FatiguedFighter ...I am feeling your support.
gotobef...I think I am going to get a housekeeper. Not sure what I can afford as my husband provides me small income. I wish I could work.
Alwayinpain...I love your encouragement. I will work harder to get mine out of bed😀
Sezzy...I know what you mean about the vacuuming😫 I send prayers for energy for you and lots of hugs & kisses💕

Dec 17, 2016 2:11 AM

I can't do anything that involves twisting and bending. My hubby does everything. Next year I want to pay a cleaner to vacuum and mop to give my hubby a break.

Dec 17, 2016 2:39 AM

I live alone so yeah housekeeping is a struggle... Trying not to overdo when I have some good days but it usually ends up with me doing all in one day and not being able to move the next few days... To be honest it's much easier to keep the small tasks with breaks when I'm not in my best shape..

Dec 18, 2016 12:28 AM

Yes, in the beginning of my pain journey my house keep feel to zero. As I think back on how bad it real got I'm embarrassed. At the time my boyfriend did a few things. But we didn't live together so most times he would come by after being gone a day or two and things just built up. Even now I am.nit able to do anything around the house it wears me out.

Dec 19, 2016 4:36 PM

I went from being a very strictly organized home/work/person to being the most disorganized person I've ever known. I was a type-A perfectionist...Was. I do good to get my basic functions done, and struggle with things that aren't day to day functions, like bills, budget, cooking recipes.

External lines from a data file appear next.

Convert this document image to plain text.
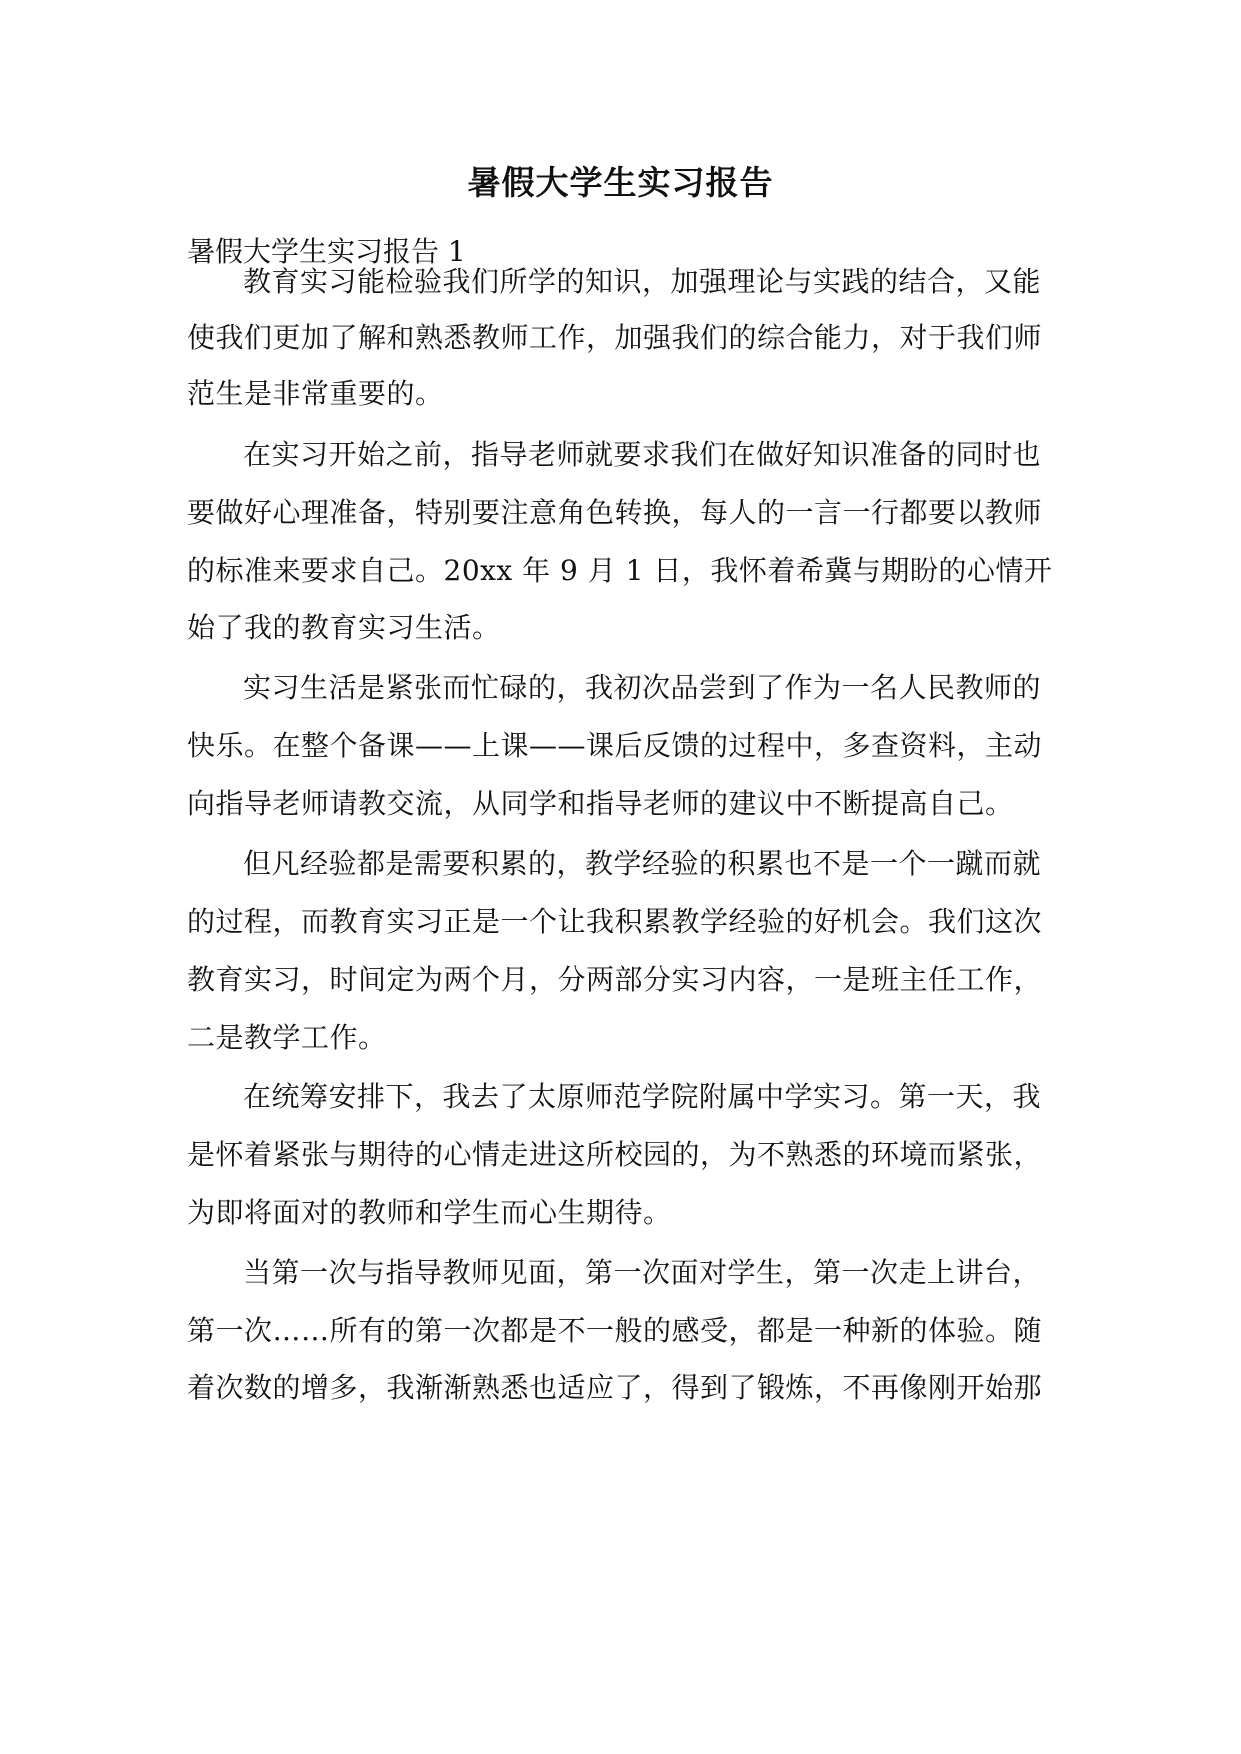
暑假大学生实习报告
暑假大学生实习报告 1
教育实习能检验我们所学的知识，加强理论与实践的结合，又能
使我们更加了解和熟悉教师工作，加强我们的综合能力，对于我们师
范生是非常重要的。
在实习开始之前，指导老师就要求我们在做好知识准备的同时也
要做好心理准备，特别要注意角色转换，每人的一言一行都要以教师
的标准来要求自己。20xx 年 9 月 1 日，我怀着希冀与期盼的心情开
始了我的教育实习生活。
实习生活是紧张而忙碌的，我初次品尝到了作为一名人民教师的
快乐。在整个备课——上课——课后反馈的过程中，多查资料，主动
向指导老师请教交流，从同学和指导老师的建议中不断提高自己。
但凡经验都是需要积累的，教学经验的积累也不是一个一蹴而就
的过程，而教育实习正是一个让我积累教学经验的好机会。我们这次
教育实习，时间定为两个月，分两部分实习内容，一是班主任工作，
二是教学工作。
在统筹安排下，我去了太原师范学院附属中学实习。第一天，我
是怀着紧张与期待的心情走进这所校园的，为不熟悉的环境而紧张，
为即将面对的教师和学生而心生期待。
当第一次与指导教师见面，第一次面对学生，第一次走上讲台，
第一次……所有的第一次都是不一般的感受，都是一种新的体验。随
着次数的增多，我渐渐熟悉也适应了，得到了锻炼，不再像刚开始那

I pace any activity with rest in between. And if I need to do something I have to put it on my phone calendar so it reminds me when my brain forgets. If it's something I need several days to do I just set a repeat however many times I need it. It's helpful, like things to pick up at the store on Wednesday when I finish PT, or baking pies on Thursday with my hubby, or cooking lasagna sauce Friday so he can put the lasagna together later, etc.